Q: What was your first job?
A: I started riding at the age of six, and my love of horses, together with an ambition to pursue a career as an event rider, meant that by my teens I was training as a live-in working pupil with Jane Holderness-Roddam , the first female to represent Britain in the sport of horse trials (eventing) at the 1968 Mexico Olympics. I worked for Jane Holderness-Roddam in Wiltshire as a working pupil while undergoing intensive training for competing in the sport of eventing. I then progressed to attend Warwickshire Agricultural College to study for a BTec National Diploma in equine studies.

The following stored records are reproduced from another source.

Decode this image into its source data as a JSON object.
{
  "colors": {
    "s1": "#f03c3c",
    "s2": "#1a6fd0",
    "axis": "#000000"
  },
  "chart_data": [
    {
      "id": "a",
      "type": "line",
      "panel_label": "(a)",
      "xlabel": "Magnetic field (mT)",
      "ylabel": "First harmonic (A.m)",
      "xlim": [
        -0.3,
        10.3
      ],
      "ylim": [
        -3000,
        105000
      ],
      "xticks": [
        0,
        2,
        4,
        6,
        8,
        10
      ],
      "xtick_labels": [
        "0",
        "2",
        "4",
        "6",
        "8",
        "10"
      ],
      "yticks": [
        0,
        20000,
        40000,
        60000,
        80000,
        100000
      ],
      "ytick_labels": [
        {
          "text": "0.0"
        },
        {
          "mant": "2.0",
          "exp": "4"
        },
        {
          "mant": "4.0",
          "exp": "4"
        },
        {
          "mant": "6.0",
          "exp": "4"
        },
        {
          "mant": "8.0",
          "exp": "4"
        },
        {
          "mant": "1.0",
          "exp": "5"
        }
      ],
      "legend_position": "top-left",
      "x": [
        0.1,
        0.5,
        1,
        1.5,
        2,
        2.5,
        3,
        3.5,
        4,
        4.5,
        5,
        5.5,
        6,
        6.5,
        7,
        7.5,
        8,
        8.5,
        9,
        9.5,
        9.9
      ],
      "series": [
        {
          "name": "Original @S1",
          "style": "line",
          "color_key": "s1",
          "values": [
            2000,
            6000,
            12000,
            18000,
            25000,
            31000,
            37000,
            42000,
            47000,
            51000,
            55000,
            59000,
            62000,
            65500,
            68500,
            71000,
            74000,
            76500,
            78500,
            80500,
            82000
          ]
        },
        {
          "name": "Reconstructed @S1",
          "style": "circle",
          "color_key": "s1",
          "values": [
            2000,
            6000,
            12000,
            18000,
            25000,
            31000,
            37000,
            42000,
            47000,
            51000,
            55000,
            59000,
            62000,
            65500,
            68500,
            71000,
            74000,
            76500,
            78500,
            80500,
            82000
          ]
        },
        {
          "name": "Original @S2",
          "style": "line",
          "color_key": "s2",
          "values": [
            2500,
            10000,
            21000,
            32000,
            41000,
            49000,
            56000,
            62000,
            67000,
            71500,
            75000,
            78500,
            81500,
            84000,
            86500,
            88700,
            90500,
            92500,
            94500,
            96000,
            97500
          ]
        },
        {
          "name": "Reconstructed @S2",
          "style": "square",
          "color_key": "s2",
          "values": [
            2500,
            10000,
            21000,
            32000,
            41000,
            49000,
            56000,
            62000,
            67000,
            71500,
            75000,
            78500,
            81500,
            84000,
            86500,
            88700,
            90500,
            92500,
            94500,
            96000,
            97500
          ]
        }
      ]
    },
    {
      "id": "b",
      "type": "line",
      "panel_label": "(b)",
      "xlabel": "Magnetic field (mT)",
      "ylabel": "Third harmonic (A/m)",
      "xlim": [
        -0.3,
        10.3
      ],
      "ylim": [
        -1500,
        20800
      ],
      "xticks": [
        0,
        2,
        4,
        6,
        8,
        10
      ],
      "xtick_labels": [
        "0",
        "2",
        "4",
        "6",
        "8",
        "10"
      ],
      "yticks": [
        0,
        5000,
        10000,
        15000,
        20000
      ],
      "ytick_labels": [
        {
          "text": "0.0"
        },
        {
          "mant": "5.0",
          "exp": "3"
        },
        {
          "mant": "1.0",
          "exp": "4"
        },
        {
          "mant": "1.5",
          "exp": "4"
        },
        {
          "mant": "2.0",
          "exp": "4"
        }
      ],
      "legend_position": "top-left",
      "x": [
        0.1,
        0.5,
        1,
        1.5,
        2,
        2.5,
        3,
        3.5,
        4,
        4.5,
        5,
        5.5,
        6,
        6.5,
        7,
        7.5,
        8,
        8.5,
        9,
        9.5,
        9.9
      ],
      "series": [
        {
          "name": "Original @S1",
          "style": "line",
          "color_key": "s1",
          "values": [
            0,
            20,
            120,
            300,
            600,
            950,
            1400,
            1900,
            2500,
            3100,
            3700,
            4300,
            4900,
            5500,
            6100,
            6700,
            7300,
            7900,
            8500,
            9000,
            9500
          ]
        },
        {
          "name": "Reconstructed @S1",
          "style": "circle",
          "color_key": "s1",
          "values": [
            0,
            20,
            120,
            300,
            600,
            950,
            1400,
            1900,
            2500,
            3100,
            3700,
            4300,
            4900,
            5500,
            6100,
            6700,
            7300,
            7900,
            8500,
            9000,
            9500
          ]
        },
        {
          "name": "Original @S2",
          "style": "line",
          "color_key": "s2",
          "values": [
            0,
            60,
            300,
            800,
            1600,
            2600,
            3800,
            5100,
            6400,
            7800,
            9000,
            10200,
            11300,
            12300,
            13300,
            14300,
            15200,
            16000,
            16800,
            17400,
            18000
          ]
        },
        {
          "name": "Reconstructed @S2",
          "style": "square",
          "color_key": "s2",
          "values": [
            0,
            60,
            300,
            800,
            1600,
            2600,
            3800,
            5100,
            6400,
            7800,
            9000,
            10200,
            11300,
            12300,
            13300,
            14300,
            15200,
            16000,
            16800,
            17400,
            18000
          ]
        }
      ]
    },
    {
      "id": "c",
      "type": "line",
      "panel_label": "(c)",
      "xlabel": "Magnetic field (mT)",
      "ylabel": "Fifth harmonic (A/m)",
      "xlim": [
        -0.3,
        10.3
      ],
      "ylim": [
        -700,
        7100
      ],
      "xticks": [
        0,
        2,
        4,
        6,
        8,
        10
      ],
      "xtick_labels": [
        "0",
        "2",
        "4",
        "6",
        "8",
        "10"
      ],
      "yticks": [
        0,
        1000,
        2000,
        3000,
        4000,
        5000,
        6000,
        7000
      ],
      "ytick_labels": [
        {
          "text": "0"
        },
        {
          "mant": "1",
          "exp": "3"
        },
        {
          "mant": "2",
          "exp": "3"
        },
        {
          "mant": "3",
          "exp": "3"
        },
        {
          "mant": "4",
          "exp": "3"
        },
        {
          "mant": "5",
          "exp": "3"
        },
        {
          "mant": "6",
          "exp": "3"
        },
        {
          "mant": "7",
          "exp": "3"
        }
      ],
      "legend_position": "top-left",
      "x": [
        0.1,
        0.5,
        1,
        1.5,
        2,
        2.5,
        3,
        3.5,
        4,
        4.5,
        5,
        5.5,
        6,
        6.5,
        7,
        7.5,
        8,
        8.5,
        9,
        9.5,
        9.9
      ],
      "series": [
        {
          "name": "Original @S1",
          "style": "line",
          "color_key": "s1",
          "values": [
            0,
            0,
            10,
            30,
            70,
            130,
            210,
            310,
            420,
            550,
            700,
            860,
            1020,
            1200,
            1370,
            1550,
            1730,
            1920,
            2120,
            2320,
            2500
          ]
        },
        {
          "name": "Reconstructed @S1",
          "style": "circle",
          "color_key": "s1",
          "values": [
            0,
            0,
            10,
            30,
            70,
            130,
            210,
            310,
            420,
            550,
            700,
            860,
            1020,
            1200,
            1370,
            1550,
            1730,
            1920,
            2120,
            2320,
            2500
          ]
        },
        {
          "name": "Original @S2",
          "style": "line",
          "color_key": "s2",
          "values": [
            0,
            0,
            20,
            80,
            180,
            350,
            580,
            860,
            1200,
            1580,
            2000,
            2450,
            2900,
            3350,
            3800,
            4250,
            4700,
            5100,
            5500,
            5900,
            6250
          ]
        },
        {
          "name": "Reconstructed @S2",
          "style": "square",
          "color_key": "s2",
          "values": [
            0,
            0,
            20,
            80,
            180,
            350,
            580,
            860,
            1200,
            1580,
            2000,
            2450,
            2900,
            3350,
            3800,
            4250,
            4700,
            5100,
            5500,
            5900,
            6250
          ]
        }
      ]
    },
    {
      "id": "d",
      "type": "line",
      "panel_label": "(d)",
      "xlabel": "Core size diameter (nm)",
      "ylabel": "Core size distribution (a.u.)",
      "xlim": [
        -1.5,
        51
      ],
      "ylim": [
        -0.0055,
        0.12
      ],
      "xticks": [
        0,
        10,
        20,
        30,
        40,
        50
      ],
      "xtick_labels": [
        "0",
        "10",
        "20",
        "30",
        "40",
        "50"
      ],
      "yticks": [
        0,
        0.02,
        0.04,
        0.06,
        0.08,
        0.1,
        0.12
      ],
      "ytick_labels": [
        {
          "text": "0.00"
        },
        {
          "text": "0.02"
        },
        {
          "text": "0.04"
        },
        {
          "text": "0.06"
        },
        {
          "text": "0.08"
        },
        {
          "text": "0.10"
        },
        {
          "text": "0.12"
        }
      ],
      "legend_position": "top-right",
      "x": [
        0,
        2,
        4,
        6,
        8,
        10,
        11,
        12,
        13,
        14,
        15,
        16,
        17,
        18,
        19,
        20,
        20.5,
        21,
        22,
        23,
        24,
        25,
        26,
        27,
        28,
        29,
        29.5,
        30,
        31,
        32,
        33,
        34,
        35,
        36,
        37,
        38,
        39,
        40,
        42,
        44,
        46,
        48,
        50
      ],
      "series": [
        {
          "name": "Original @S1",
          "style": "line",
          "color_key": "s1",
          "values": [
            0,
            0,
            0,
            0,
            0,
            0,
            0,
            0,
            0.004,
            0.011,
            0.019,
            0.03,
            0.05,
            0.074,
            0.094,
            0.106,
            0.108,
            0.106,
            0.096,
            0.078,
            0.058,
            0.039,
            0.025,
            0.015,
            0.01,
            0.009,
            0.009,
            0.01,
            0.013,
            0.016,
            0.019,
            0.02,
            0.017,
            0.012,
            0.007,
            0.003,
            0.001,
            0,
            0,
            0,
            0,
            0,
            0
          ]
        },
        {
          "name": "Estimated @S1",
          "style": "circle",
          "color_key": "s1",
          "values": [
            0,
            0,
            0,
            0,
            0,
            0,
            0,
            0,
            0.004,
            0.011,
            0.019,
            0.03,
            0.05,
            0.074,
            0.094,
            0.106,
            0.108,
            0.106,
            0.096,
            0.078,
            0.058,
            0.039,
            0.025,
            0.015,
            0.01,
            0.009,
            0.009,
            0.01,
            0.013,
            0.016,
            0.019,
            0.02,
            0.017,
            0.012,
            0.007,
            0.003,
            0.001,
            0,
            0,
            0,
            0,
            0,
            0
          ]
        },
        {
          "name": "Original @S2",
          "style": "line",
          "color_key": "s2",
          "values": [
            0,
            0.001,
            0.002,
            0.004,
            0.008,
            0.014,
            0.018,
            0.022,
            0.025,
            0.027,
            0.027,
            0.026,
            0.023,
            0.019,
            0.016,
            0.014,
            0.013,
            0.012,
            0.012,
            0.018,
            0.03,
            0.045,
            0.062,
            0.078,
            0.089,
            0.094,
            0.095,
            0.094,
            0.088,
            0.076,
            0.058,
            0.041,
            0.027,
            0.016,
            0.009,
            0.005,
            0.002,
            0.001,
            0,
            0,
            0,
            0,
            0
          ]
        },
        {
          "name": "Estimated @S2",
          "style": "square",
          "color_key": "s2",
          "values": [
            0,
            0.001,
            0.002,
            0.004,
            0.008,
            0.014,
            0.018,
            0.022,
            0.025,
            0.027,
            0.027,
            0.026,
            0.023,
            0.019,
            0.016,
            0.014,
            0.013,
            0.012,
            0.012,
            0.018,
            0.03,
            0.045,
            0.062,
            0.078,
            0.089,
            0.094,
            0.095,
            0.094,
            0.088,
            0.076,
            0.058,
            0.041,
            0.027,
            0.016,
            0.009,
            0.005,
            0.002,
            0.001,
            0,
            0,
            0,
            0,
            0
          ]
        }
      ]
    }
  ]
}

Having successfully obtained the diploma, I sought more experience with a different trainer and so relocated from Essex to Surrey to work for Robert Lemieux, a Canadian event rider. I also worked in a local professional show-jumping yard in Elstead so as to improve this phase in the sport. I then progressed to acquiring Go West (aka Archie) in 1998, which was at the time only six years old. My time was spent between working at the show-jumping yard and competing in affiliated eventing, and in autumn 2000 culminated in my completing my first novice international level three-day event at Weston Park in Staffordshire, with Archie.
In 2003, I acquired my next horse, Our Way (aka Frank), a then five-year old to do advanced eventing, but he preferred the dressage phase to the jumping phases of eventing, and so my attention turned to pure dressage training. In September 2006, I achieved a credible placing of sixth at the British dressage national championships at elementary restricted level.
Q: How did you get from there to where you are today?
A: In 2006, after a successful placing at the nationals, it became clear just how difficult a professional career with horses would be, and this, coupled with a lack of any real security within the industry, led me to change career direction entirely. I decided to follow the path to becoming a Chartered Legal Executive via parttime self-study at Guildford College. While the studying commenced part-time in the evenings, I found employment at the Godalming branch of Sainsbury’s supermarket, where a customer service role quickly progressed to me being promoted to personal assistant to the store manager. I was also looking after horses for celebrities like Anthea Turner at this time.
However, the need to work within a law firm then led to my working for a couple of local law firms before joining Hart Brown in September 2013 as a legal secretary to the head of the department within residential property. My successful graduation from Guildford College, in November 2014, with the CILEx Level 6 Professional Higher Diploma in Law and Practice then led to my promotion, involving working on some client residential sale files under the supervision David Knapp, a partner and the head of the department.
Q: What lessons has your career so far taught you?
A: The flexibility of studying part time with CILEx has enabled me to follow a route that would otherwise have proved very diÿcult to follow due to my vast previous experience within the equine industry and the need to earn while I learnt. I would advise anyone wishing to pursue a career within law to consider the CILEx route, as the programme allows for the further studying of the core modules to becoming a solicitor and a couple of my colleagues have since qualified as solicitors having come through the CILEx route.
I would say never give up on achieving your ambitions, be that in the work environment or in a personal nature, and every experience teaches you something, either to learn what not to do again in a situation or what was worthy of being repeated.
Q: What does the future hold?
A: I have recently decided to return to Guildford College on alternate Saturday mornings to study for the Level 6 conveyancing module, with the exam to be sat in June 2016. I have recently commenced work on some residential sale files under David’s close supervision at Hart Brown, and hope to qualify as a Chartered Legal Executive in the next couple of years.
Four nights a week are still devoted to training my advanced level dressage horse. In September 2014, I acquired a three-month-old filly called Bella, which I hope will eventually take over from Frank and whom I aspire to train to Grand Prix level.